In the demand layer we also talked about products and service bundles. That structure is specific to the demand layer. In the delivery layer they are seen as separate, not interconnected services, each of which is identified with its own service identifier.
Once the service (and all its service elements) has been provisioned, the request processing and activation function is notified of the fulfillment of the service request.
The service broker is truly complementary to the service instance lifecycle management function. It isolates that function from the intricacies of the multiple supply layers and service providers. It really serves as a meta-layer, and essentially performs two functions:
- Based on the information received from the service instance lifecycle management function, the service broker identifies which supply layer or service provider will actually be invoked to deliver the service/service element requested. It will base that definition on the information received and on predefined parameters provided either by the service modeling and design function or by governance. Decision criteria can vary greatly, going from the region in which the user is located to the actual load of a particular supply layer for example.

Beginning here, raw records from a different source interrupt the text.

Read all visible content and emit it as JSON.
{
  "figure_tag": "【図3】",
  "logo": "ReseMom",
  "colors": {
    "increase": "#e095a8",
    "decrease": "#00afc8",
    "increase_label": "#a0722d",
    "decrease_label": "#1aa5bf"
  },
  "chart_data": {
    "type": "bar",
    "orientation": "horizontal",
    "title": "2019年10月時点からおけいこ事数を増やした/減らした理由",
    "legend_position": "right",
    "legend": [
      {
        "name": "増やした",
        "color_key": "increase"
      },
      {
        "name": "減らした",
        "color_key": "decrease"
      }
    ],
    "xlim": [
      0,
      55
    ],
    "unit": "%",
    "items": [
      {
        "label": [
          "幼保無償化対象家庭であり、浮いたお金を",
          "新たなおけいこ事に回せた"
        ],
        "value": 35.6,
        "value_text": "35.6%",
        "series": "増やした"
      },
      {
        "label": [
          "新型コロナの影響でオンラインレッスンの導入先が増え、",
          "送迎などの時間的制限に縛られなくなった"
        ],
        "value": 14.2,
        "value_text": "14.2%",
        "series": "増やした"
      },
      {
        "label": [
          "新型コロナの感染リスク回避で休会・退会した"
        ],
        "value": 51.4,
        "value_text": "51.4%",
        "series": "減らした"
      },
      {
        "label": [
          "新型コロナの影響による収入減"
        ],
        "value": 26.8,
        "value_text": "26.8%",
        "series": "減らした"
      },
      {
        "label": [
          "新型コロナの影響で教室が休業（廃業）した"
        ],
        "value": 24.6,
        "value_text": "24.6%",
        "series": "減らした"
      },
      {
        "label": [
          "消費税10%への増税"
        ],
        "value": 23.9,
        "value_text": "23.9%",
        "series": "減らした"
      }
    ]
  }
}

- It then translates the requests received from the service instance lifecycle management function into instructions that can be understood by the target supply layer/service provider. It receives information back once the provisioning action has been taken from the supply layer/service provider, and translates that information to a format understood by the remainder of the cloud platform.
In this entry we have focused on the provisioning of a service. But obviously, the user can request other actions associated with a provisioned service. (For example, increasing the memory or disk space provided, de-provisioning, backup, etc.) And the platform itself may for example migrate a running VM from one resource to another in case of self-healing, performance issues, etc. The service instance lifecycle management and the service broker function are intimately involved in both of those requests. That’s something we will describe in the next blog post.